"But, do you know—"
"I never told you my uncle was a surgeon, Sir Archibald Gazzam—"
"What! that great man your uncle!" cries the student, with the deep respect a young M.D. has for a famous practitioner.
"Yes; and more than once I have assisted him in some simple case at the house. He gave me credit for a fair amount of nerve."
"Fair amount! Jove! for a girl you have a wonderful quantity. Why, I believe you'd have faced that brute yourself, if I hadn't gone," he says, enthusiastically, the others being momentarily at the window to witness a procession pass the hotel, with the dead dog on a litter.
"No, no, I could not do that; but, Doctor Chicago, was that what sent you out to meet that awful beast?"
Her head is bent over her work, so that the intense blush remains unseen, but it fades away at his cool reply.
"Oh, no; quite another thing!

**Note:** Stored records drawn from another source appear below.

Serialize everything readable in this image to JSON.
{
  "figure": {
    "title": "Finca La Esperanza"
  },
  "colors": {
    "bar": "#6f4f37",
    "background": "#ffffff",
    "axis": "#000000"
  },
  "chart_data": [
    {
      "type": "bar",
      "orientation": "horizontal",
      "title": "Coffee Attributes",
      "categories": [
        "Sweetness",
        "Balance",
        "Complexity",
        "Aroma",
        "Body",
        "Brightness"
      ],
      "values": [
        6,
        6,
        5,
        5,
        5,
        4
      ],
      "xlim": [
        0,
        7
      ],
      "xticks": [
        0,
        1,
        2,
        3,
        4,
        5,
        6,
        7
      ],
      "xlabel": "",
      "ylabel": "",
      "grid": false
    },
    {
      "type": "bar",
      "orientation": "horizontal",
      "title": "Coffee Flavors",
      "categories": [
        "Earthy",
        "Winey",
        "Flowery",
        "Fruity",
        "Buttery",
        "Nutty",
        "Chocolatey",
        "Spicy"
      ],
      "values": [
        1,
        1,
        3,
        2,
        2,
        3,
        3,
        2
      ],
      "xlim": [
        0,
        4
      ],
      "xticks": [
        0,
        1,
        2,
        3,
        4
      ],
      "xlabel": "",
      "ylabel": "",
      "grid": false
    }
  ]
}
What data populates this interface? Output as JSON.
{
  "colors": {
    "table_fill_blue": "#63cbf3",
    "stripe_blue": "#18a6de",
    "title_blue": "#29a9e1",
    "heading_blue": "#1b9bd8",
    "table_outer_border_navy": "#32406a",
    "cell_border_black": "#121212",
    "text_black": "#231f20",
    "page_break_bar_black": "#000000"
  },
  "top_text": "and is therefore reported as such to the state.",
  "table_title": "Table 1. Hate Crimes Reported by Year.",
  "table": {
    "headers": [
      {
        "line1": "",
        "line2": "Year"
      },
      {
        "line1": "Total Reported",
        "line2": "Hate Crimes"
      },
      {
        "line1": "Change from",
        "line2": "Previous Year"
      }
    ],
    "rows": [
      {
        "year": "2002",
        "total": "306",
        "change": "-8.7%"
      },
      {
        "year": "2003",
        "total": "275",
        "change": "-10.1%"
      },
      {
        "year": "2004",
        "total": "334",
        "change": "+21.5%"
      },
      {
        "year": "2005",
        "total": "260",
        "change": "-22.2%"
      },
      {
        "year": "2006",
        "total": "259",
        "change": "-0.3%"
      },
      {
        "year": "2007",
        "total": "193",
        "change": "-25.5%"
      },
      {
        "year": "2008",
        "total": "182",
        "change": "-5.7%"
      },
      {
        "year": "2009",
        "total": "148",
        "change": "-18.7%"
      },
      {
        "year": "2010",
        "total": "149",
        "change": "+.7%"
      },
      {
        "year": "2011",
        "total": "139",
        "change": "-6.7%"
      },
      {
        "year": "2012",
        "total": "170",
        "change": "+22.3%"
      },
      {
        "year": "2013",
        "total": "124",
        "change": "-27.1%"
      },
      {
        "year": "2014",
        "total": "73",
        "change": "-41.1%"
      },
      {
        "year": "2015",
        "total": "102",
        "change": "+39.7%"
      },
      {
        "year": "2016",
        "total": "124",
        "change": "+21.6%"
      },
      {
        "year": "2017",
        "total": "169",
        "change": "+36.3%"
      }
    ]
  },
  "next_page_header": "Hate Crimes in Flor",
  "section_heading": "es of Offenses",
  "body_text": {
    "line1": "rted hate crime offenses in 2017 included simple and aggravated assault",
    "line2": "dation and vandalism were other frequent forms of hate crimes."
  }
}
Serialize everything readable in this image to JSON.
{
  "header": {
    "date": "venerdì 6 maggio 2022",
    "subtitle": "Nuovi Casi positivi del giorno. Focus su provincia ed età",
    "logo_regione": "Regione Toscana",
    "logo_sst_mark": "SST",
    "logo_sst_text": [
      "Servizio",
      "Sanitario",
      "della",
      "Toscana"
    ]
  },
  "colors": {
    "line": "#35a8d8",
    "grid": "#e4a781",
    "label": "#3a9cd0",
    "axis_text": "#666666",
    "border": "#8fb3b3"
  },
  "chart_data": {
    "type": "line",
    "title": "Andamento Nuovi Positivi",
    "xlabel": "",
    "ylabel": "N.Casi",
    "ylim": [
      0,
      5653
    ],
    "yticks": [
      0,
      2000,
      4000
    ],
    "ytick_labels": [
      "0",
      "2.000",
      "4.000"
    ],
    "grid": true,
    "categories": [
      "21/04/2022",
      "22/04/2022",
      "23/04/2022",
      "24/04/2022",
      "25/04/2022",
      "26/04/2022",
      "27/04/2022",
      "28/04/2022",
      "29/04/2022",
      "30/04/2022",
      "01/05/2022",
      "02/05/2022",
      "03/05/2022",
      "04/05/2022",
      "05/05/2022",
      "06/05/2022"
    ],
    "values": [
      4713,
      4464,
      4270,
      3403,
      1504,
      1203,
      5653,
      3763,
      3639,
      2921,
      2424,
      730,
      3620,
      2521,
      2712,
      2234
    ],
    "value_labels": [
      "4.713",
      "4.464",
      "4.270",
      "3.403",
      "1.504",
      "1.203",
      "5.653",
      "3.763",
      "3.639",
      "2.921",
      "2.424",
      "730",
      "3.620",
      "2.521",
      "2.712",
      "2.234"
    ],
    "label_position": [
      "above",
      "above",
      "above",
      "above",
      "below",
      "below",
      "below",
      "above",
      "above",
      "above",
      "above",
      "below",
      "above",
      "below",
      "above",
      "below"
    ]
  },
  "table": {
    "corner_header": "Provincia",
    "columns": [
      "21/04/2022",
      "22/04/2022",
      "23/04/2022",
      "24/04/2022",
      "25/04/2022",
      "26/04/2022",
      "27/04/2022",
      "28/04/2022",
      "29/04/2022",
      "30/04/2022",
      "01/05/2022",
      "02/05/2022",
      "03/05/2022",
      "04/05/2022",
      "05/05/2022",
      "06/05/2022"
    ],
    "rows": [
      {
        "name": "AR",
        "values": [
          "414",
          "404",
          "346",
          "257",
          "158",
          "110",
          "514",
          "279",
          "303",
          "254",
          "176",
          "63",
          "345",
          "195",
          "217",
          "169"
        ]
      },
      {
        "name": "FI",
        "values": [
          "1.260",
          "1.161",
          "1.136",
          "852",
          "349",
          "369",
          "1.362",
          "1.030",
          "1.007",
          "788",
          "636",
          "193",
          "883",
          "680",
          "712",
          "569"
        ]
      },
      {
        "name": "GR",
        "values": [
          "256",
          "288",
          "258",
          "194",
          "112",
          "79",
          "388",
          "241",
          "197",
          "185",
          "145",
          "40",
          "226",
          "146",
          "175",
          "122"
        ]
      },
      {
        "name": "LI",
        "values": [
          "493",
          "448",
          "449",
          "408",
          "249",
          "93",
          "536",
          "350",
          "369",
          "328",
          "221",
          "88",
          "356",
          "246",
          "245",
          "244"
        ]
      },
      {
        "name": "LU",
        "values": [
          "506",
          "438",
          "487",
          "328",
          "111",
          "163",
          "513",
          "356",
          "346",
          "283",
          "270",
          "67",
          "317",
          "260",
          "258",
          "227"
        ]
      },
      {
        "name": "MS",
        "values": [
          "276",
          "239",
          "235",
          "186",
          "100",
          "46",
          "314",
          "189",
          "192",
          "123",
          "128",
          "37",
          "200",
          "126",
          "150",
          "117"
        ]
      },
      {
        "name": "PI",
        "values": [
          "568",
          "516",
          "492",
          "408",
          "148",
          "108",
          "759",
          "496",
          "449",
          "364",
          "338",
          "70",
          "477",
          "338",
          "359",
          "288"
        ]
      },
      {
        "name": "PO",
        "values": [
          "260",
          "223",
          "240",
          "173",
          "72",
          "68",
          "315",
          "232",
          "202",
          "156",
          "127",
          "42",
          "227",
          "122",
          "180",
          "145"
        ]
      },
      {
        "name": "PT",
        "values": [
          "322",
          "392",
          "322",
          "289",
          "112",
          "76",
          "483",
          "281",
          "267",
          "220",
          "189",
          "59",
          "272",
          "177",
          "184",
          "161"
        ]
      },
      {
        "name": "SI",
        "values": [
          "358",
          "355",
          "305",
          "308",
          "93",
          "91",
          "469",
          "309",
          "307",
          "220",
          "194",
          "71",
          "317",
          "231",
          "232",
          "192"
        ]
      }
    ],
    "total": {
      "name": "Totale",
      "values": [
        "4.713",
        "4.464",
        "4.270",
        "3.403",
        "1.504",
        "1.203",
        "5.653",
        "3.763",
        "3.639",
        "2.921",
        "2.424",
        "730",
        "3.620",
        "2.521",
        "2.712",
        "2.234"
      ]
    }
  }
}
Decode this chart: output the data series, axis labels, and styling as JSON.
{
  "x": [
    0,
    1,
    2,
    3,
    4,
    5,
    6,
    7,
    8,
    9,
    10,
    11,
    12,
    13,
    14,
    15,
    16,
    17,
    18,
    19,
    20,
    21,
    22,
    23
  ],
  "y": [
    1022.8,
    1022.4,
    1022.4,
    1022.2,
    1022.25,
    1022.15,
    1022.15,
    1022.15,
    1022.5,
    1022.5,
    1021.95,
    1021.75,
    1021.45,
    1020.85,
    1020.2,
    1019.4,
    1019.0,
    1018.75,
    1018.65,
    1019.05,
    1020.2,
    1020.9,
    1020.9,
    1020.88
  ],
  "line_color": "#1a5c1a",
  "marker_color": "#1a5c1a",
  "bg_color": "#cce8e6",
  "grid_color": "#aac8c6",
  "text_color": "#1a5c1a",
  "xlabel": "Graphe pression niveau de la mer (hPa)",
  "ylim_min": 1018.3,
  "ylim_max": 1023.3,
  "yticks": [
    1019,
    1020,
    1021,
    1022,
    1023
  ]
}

I told you I never considered myself a coward, and when I saw that dear little child apparently doomed to a terrible death, I could see the eyes of one I revere looking at me, and though death were sure I could not refrain."
He says this quietly and earnestly, yet without an apparent desire to arouse any feelings of chagrin on her side.
Lady Ruth bites her lips, but her hands are steady, and the touch is exceedingly gentle as she binds up the ugly red mark which he has inflicted on himself with what she is disposed to term Spartan-like courage.